The contemporary protections for human subjects of research are based on three founding documents: the Nuremberg Code (1949), the Declaration of Helsinki (1964), and the Belmont Report (1979). Ethical principles set forth in these founding documents should be upheld during the conduct, review, and oversight of research by investigators, research coordinators, key personnel, employees, students, organizational officials, IRB members, and IRB staff.  Short overviews of these principles are provided below. 

In addition, clinical human subject research may also follow the International Conference on Harmonisation – Guidelines for Good Clinical Practice (ICH GCP) (E6) (R2). The ICH GCP (E6) (R2) provides international guidelines for the conduct of clinical trials. For more information on ICH GCP (E6) (R2), see the Human Research Protection Program (HRPP) Manual 2-4 “International Conference on Harmonization Good Clinical Practice (E6) (R2).”

The Nuremberg Code - 1949

The Nuremberg Code was developed out of the trials of Nazi war criminals, including those involved in medical experiments. The Nuremberg Code was adopted by the United Nations General Assembly and is considered international “common law.”

The Nuremberg Code includes principles such as:

  • Voluntary consent
  • Freedom from coercion
  • Ability to withdraw at any time
  • Appropriate research design
  • Consideration of risk/benefit
  • Qualified investigators

Full text of The Nuremberg Code is available at

The Declaration of Helsinki - 1964

The Declaration of Helsinki was adopted by the World Medical Assembly (WMA) in Helsinki, Finland in 1964 and is periodically amended by the WMA. It is a statement of ethical principles for medical human subject research and discusses research versus clinical care.

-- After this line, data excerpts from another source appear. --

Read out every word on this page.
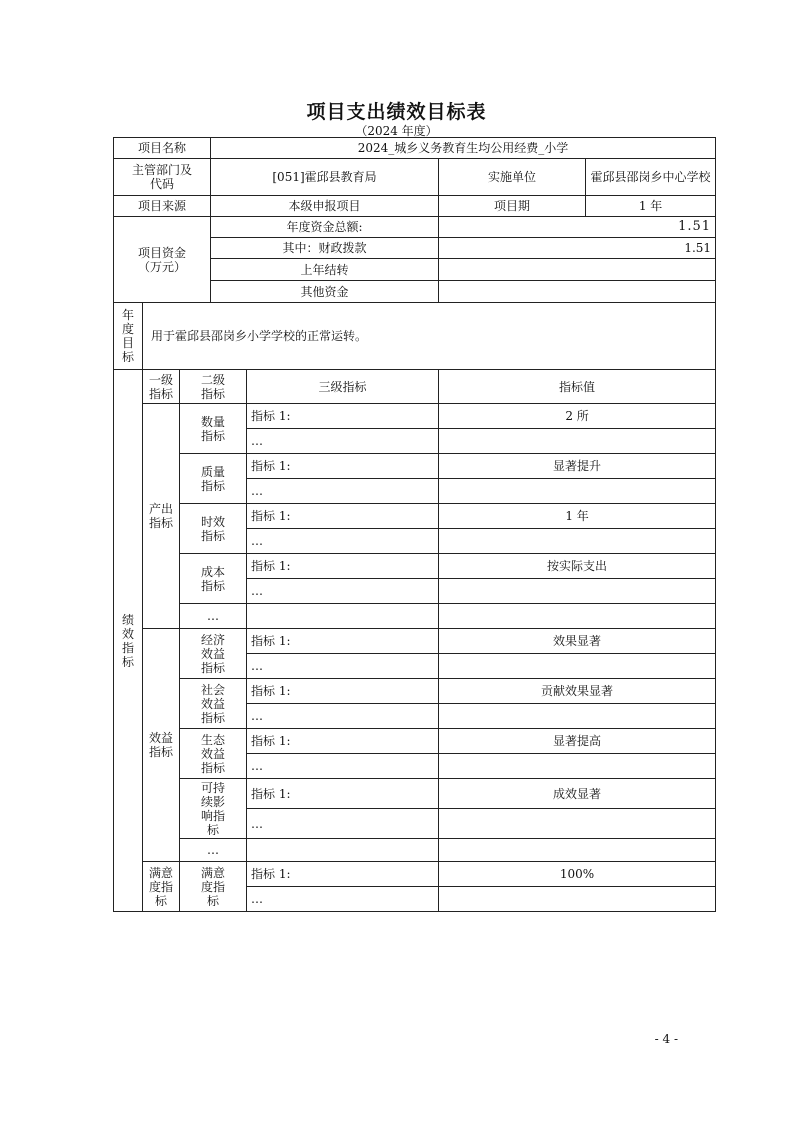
项目支出绩效目标表
（2024 年度）
项目名称			2024_城乡义务教育生均公用经费_小学			

主管部门及代码			[051]霍邱县教育局		实施单位	霍邱县邵岗乡中心学校
项目来源			本级申报项目		项目期	1 年

项目资金（万元）			年度资金总额:		1.51	
			其中：财政拨款		1.51	
			上年结转			
			其他资金			

年度目标	用于霍邱县邵岗乡小学学校的正常运转。					

绩效指标	一级指标	二级指标		三级指标	指标值	

	产出指标	数量指标		指标 1:	2 所	
				…		

		质量指标		指标 1:	显著提升	
				…		

		时效指标		指标 1:	1 年	
				…		

		成本指标		指标 1:	按实际支出	
				…		
		…				

	效益指标	经济效益指标		指标 1:	效果显著	
				…		

		社会效益指标		指标 1:	贡献效果显著	
				…		

		生态效益指标		指标 1:	显著提高	
				…		

		可持续影响指标		指标 1:	成效显著	
				…		
		…				

	满意度指标	满意度指标		指标 1:	100%	
				…		
- 4 -
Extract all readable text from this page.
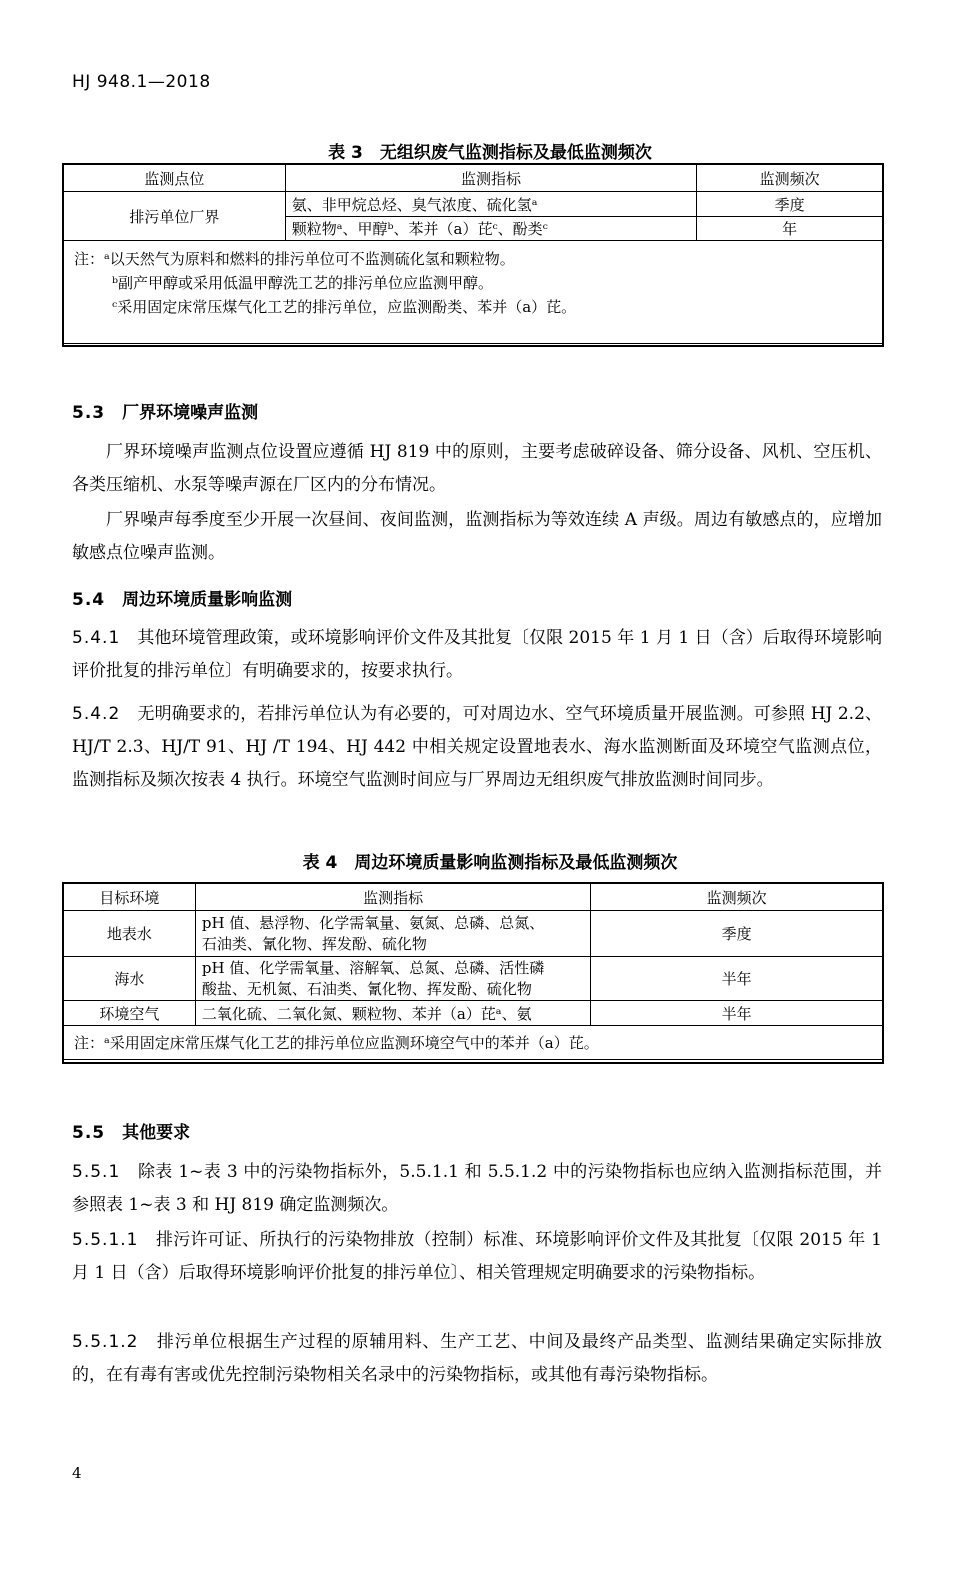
HJ 948.1—2018
表 3　无组织废气监测指标及最低监测频次
监测点位	监测指标	监测频次
排污单位厂界	氨、非甲烷总烃、臭气浓度、硫化氢ᵃ	季度
	颗粒物ᵃ、甲醇ᵇ、苯并（a）芘ᶜ、酚类ᶜ	年

注：ᵃ以天然气为原料和燃料的排污单位可不监测硫化氢和颗粒物。
ᵇ副产甲醇或采用低温甲醇洗工艺的排污单位应监测甲醇。
ᶜ采用固定床常压煤气化工艺的排污单位，应监测酚类、苯并（a）芘。		
5.3　 厂界环境噪声监测
厂界环境噪声监测点位设置应遵循 HJ 819 中的原则，主要考虑破碎设备、筛分设备、风机、空压机、各类压缩机、水泵等噪声源在厂区内的分布情况。
厂界噪声每季度至少开展一次昼间、夜间监测，监测指标为等效连续 A 声级。周边有敏感点的，应增加敏感点位噪声监测。
5.4　 周边环境质量影响监测
5.4.1　 其他环境管理政策，或环境影响评价文件及其批复〔仅限 2015 年 1 月 1 日（含）后取得环境影响评价批复的排污单位〕有明确要求的，按要求执行。
5.4.2　 无明确要求的，若排污单位认为有必要的，可对周边水、空气环境质量开展监测。可参照 HJ 2.2、HJ/T 2.3、HJ/T 91、HJ /T 194、HJ 442 中相关规定设置地表水、海水监测断面及环境空气监测点位，监测指标及频次按表 4 执行。环境空气监测时间应与厂界周边无组织废气排放监测时间同步。
表 4　周边环境质量影响监测指标及最低监测频次
目标环境	监测指标	监测频次
地表水	pH 值、悬浮物、化学需氧量、氨氮、总磷、总氮、
石油类、氰化物、挥发酚、硫化物	季度
海水	pH 值、化学需氧量、溶解氧、总氮、总磷、活性磷
酸盐、无机氮、石油类、氰化物、挥发酚、硫化物	半年
环境空气	二氧化硫、二氧化氮、颗粒物、苯并（a）芘ᵃ、氨	半年
注：ᵃ采用固定床常压煤气化工艺的排污单位应监测环境空气中的苯并（a）芘。		
5.5　 其他要求
5.5.1　 除表 1~表 3 中的污染物指标外，5.5.1.1 和 5.5.1.2 中的污染物指标也应纳入监测指标范围，并参照表 1~表 3 和 HJ 819 确定监测频次。
5.5.1.1　 排污许可证、所执行的污染物排放（控制）标准、环境影响评价文件及其批复〔仅限 2015 年 1 月 1 日（含）后取得环境影响评价批复的排污单位〕、相关管理规定明确要求的污染物指标。
5.5.1.2　 排污单位根据生产过程的原辅用料、生产工艺、中间及最终产品类型、监测结果确定实际排放的，在有毒有害或优先控制污染物相关名录中的污染物指标，或其他有毒污染物指标。
4
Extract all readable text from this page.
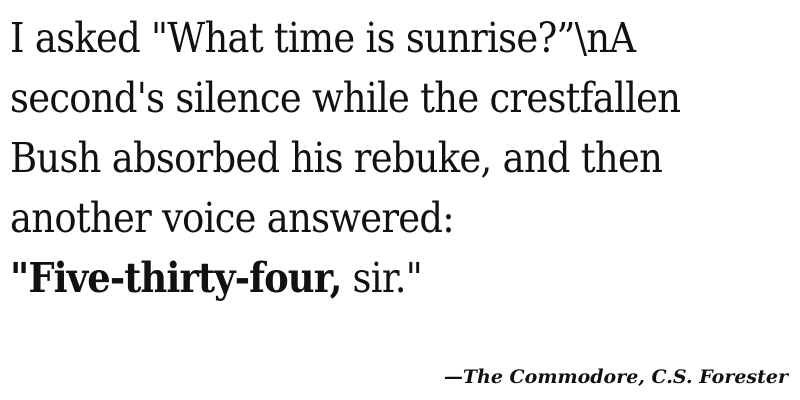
I asked "What time is sunrise?”\nA
second's silence while the crestfallen
Bush absorbed his rebuke, and then
another voice answered:
"Five-thirty-four, sir."
—The Commodore, C.S. Forester
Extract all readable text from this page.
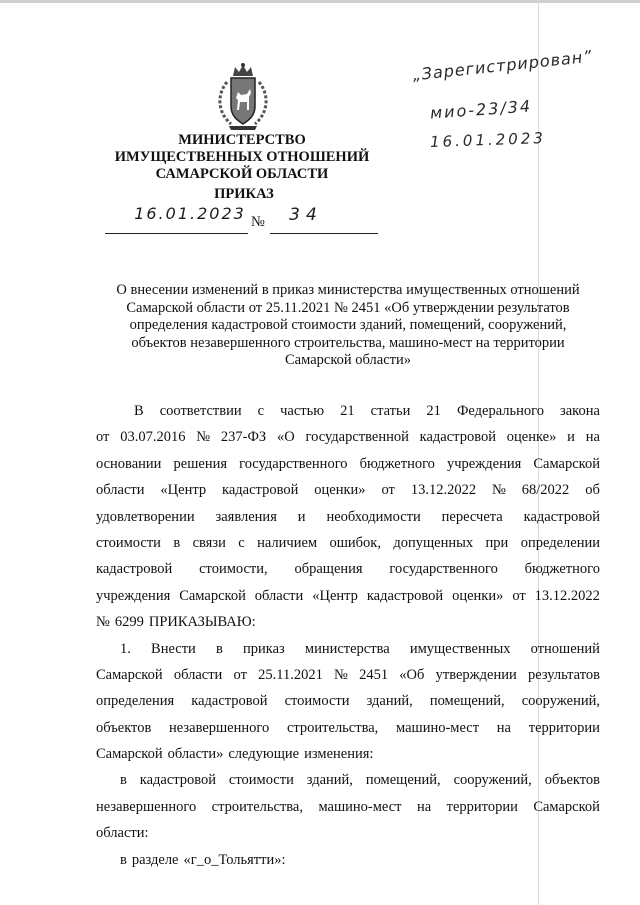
МИНИСТЕРСТВО
ИМУЩЕСТВЕННЫХ ОТНОШЕНИЙ
САМАРСКОЙ ОБЛАСТИ
ПРИКАЗ
16.01.2023 №	34
„Зарегистрирован”
мио-23/34
16.01.2023
О внесении изменений в приказ министерства имущественных отношений
Самарской области от 25.11.2021 № 2451 «Об утверждении результатов
определения кадастровой стоимости зданий, помещений, сооружений,
объектов незавершенного строительства, машино-мест на территории
Самарской области»
В соответствии с частью 21 статьи 21 Федерального закона
от 03.07.2016 № 237-ФЗ «О государственной кадастровой оценке» и на
основании решения государственного бюджетного учреждения Самарской
области «Центр кадастровой оценки» от 13.12.2022 № 68/2022 об
удовлетворении заявления и необходимости пересчета кадастровой
стоимости в связи с наличием ошибок, допущенных при определении
кадастровой стоимости, обращения государственного бюджетного
учреждения Самарской области «Центр кадастровой оценки» от 13.12.2022
№ 6299 ПРИКАЗЫВАЮ:
1. Внести в приказ министерства имущественных отношений
Самарской области от 25.11.2021 № 2451 «Об утверждении результатов
определения кадастровой стоимости зданий, помещений, сооружений,
объектов незавершенного строительства, машино-мест на территории
Самарской области» следующие изменения:
в кадастровой стоимости зданий, помещений, сооружений, объектов
незавершенного строительства, машино-мест на территории Самарской
области:
в разделе «г_о_Тольятти»:
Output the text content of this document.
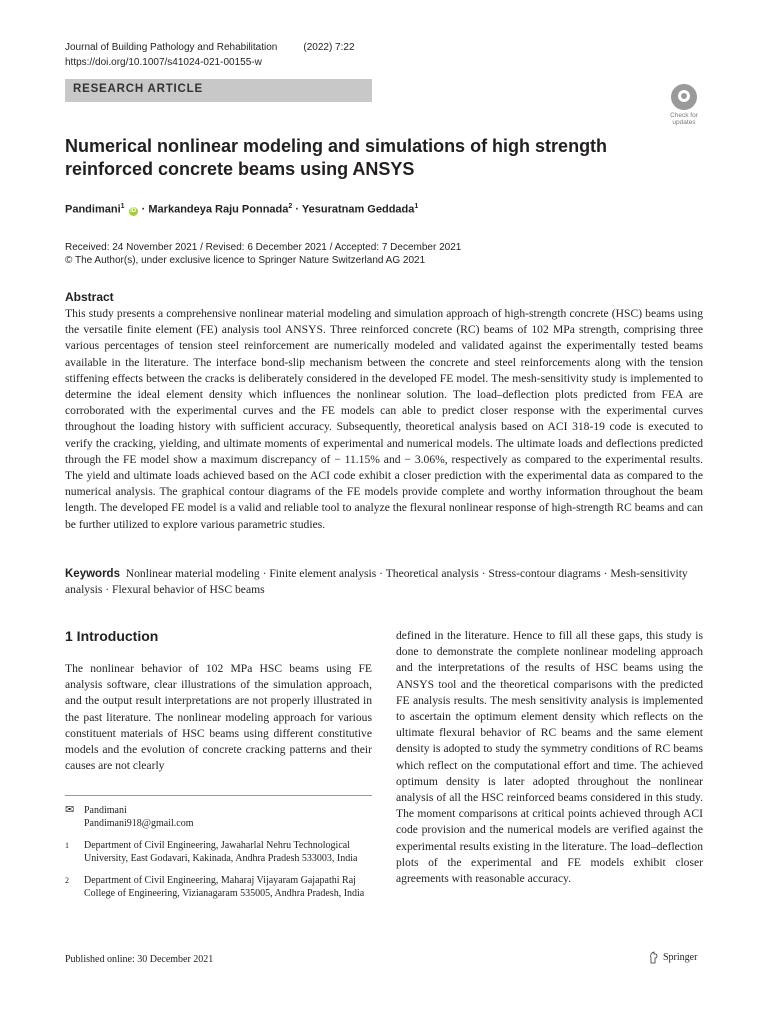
Journal of Building Pathology and Rehabilitation	(2022) 7:22
https://doi.org/10.1007/s41024-021-00155-w
RESEARCH ARTICLE
Check for updates
Numerical nonlinear modeling and simulations of high strength reinforced concrete beams using ANSYS
Pandimani$^1$ iD · Markandeya Raju Ponnada$^2$ · Yesuratnam Geddada$^1$
Received: 24 November 2021 / Revised: 6 December 2021 / Accepted: 7 December 2021
© The Author(s), under exclusive licence to Springer Nature Switzerland AG 2021
Abstract
This study presents a comprehensive nonlinear material modeling and simulation approach of high-strength concrete (HSC) beams using the versatile finite element (FE) analysis tool ANSYS. Three reinforced concrete (RC) beams of 102 MPa strength, comprising three various percentages of tension steel reinforcement are numerically modeled and validated against the experimentally tested beams available in the literature. The interface bond-slip mechanism between the concrete and steel reinforcements along with the tension stiffening effects between the cracks is deliberately considered in the developed FE model. The mesh-sensitivity study is implemented to determine the ideal element density which influences the nonlinear solution. The load–deflection plots predicted from FEA are corroborated with the experimental curves and the FE models can able to predict closer response with the experimental curves throughout the loading history with sufficient accuracy. Subsequently, theoretical analysis based on ACI 318-19 code is executed to verify the cracking, yielding, and ultimate moments of experimental and numerical models. The ultimate loads and deflections predicted through the FE model show a maximum discrepancy of − 11.15% and − 3.06%, respectively as compared to the experimental results. The yield and ultimate loads achieved based on the ACI code exhibit a closer prediction with the experimental data as compared to the numerical analysis. The graphical contour diagrams of the FE models provide complete and worthy information throughout the beam length. The developed FE model is a valid and reliable tool to analyze the flexural nonlinear response of high-strength RC beams and can be further utilized to explore various parametric studies.
Keywords Nonlinear material modeling · Finite element analysis · Theoretical analysis · Stress-contour diagrams · Mesh-sensitivity analysis · Flexural behavior of HSC beams
1 Introduction
The nonlinear behavior of 102 MPa HSC beams using FE analysis software, clear illustrations of the simulation approach, and the output result interpretations are not properly illustrated in the past literature. The nonlinear modeling approach for various constituent materials of HSC beams using different constitutive models and the evolution of concrete cracking patterns and their causes are not clearly
defined in the literature. Hence to fill all these gaps, this study is done to demonstrate the complete nonlinear modeling approach and the interpretations of the results of HSC beams using the ANSYS tool and the theoretical comparisons with the predicted FE analysis results. The mesh sensitivity analysis is implemented to ascertain the optimum element density which reflects on the ultimate flexural behavior of RC beams and the same element density is adopted to study the symmetry conditions of RC beams which reflect on the computational effort and time. The achieved optimum density is later adopted throughout the nonlinear analysis of all the HSC reinforced beams considered in this study. The moment comparisons at critical points achieved through ACI code provision and the numerical models are verified against the experimental results existing in the literature. The load–deflection plots of the experimental and FE models exhibit closer agreements with reasonable accuracy.
✉ Pandimani
Pandimani918@gmail.com
1	Department of Civil Engineering, Jawaharlal Nehru Technological University, East Godavari, Kakinada, Andhra Pradesh 533003, India
2	Department of Civil Engineering, Maharaj Vijayaram Gajapathi Raj College of Engineering, Vizianagaram 535005, Andhra Pradesh, India
Published online: 30 December 2021	Springer
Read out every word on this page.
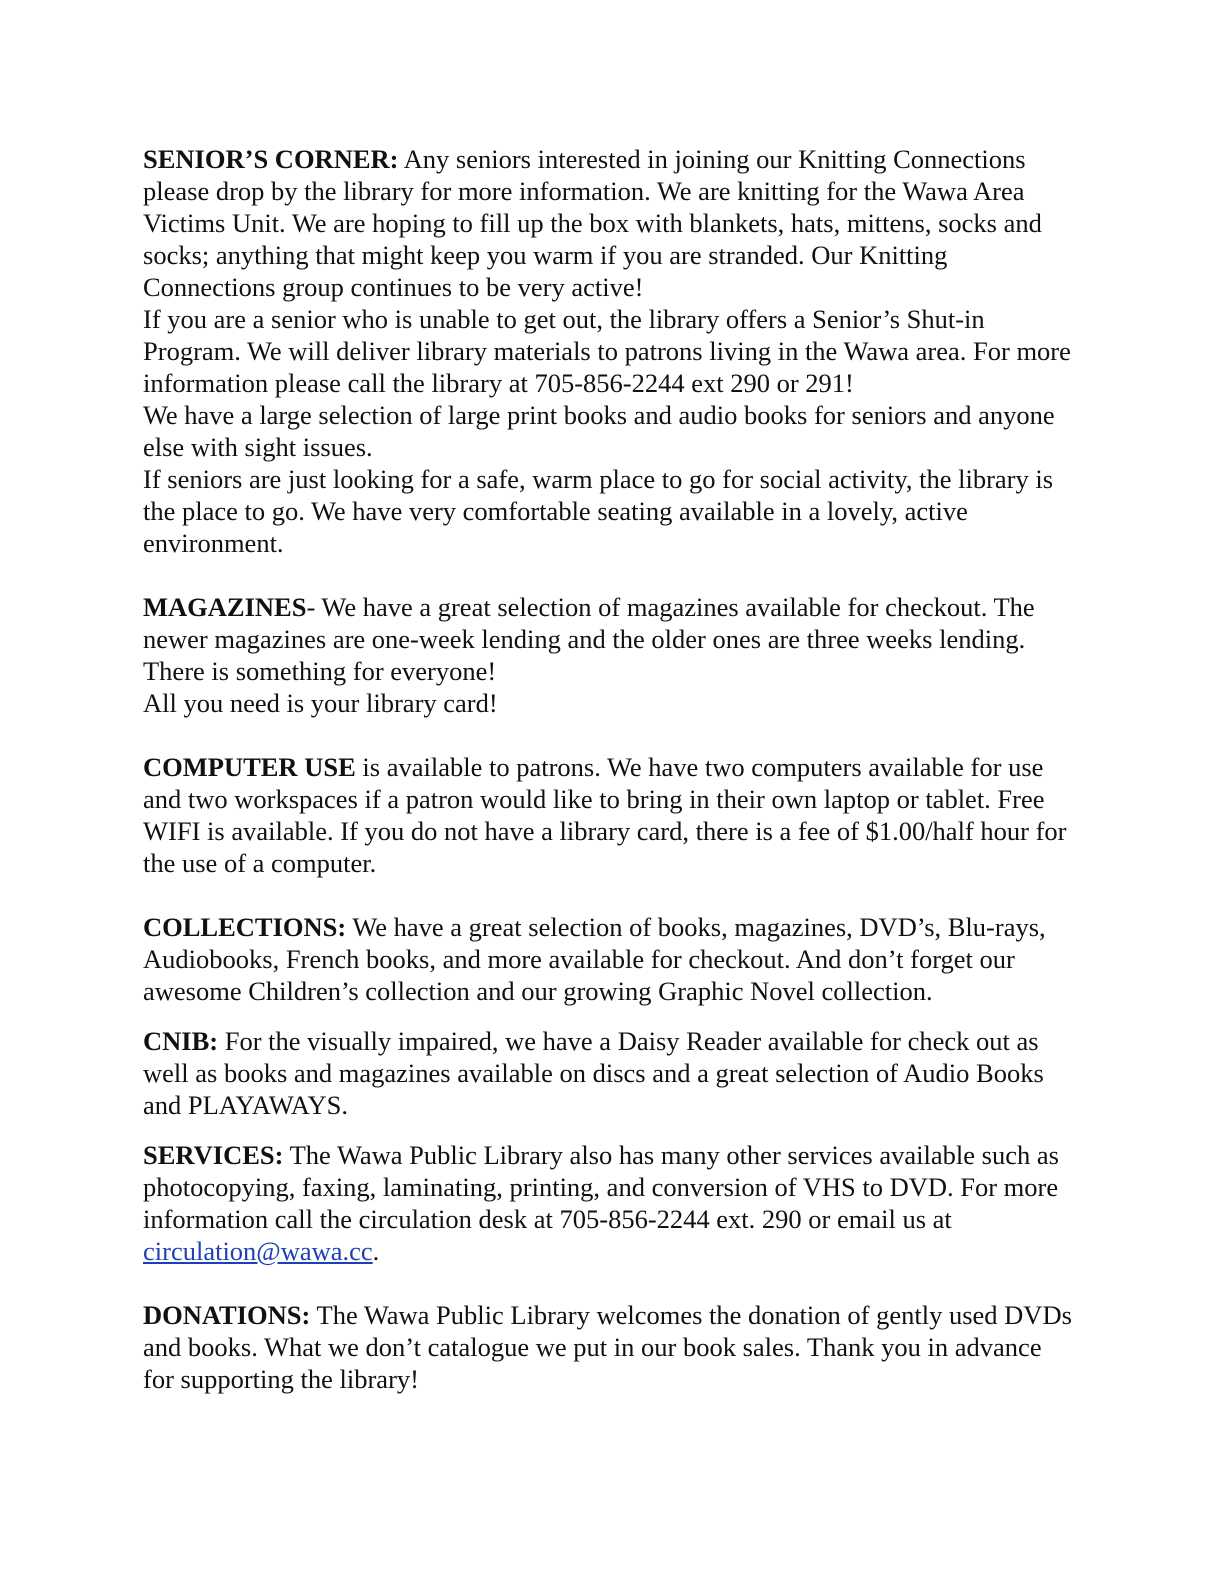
SENIOR’S CORNER: Any seniors interested in joining our Knitting Connections please drop by the library for more information. We are knitting for the Wawa Area Victims Unit. We are hoping to fill up the box with blankets, hats, mittens, socks and socks; anything that might keep you warm if you are stranded. Our Knitting Connections group continues to be very active!

If you are a senior who is unable to get out, the library offers a Senior’s Shut-in Program. We will deliver library materials to patrons living in the Wawa area. For more information please call the library at 705-856-2244 ext 290 or 291!

We have a large selection of large print books and audio books for seniors and anyone else with sight issues.

If seniors are just looking for a safe, warm place to go for social activity, the library is the place to go. We have very comfortable seating available in a lovely, active environment.

MAGAZINES- We have a great selection of magazines available for checkout. The newer magazines are one-week lending and the older ones are three weeks lending. There is something for everyone!

All you need is your library card!

COMPUTER USE is available to patrons. We have two computers available for use and two workspaces if a patron would like to bring in their own laptop or tablet. Free WIFI is available. If you do not have a library card, there is a fee of $1.00/half hour for the use of a computer.

COLLECTIONS: We have a great selection of books, magazines, DVD’s, Blu-rays, Audiobooks, French books, and more available for checkout. And don’t forget our awesome Children’s collection and our growing Graphic Novel collection.

CNIB: For the visually impaired, we have a Daisy Reader available for check out as well as books and magazines available on discs and a great selection of Audio Books and PLAYAWAYS.

SERVICES: The Wawa Public Library also has many other services available such as photocopying, faxing, laminating, printing, and conversion of VHS to DVD. For more information call the circulation desk at 705-856-2244 ext. 290 or email us at circulation@wawa.cc.

DONATIONS: The Wawa Public Library welcomes the donation of gently used DVDs and books. What we don’t catalogue we put in our book sales. Thank you in advance for supporting the library!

The Declaration of Helsinki includes principles such as:

  • Health of patient is first consideration
  • Well-being of subject takes precedence over interests of science and society
  • Refusal of patient to participate in research must never interfere with physician-patient relationship

Full text of the Declaration of Helsinki is available at

The Belmont Report - 1979

The Belmont Report was produced by the National Commission for the Protection of Human Subjects of Biomedical and Behavioral Research and became the foundation of U.S. human subject protection. Michigan State University (MSU) applies the ethical principles found in the Belmont Report to all of its activities related to human subject research, regardless of funding. The principles found in the Belmont Report are summarized as follows:

Respect for Persons: Individuals should be treated as autonomous agents.  They should voluntarily enter into research by being adequately informed.  Special protection should be given to individuals with diminished autonomy and/or of special circumstances since they may not be able to make a considered judgment even if they are adequately informed.  One group entitled to special protections is prisoners who may be subtly coerced or unduly influenced.

Beneficence: Researchers are obligated to do no harm by maximizing possible benefits and reducing possible risks to subjects.  In some cases where research may pose risk to individual subjects with no direct benefit to them the principle of beneficence requires careful assessment of the benefits to others or to society. 

Justice: The risks of research should be equally distributed and should not unduly involve persons from groups unlikely to be among the beneficiaries of the research.  Selection of individuals or classes of individuals should be fair.  Vulnerable classes of subjects should be given special protection and not be unduly selected as research subjects due to their ready availability or dependent status.

Full text of The Belmont Report is available at

This policy and procedure supersedes those previously drafted.

Approved By: Vice President of Research and Graduate Studies, 3-3-2005. Revision 1 approved by the VP Research & Graduate Studies on 7-21-2011. Revision 2 approved by Assistant VP Regulatory Affairs on 11-24-2015. Revision 3 approved by Assistant VP Regulatory Affairs on 11-27-2021.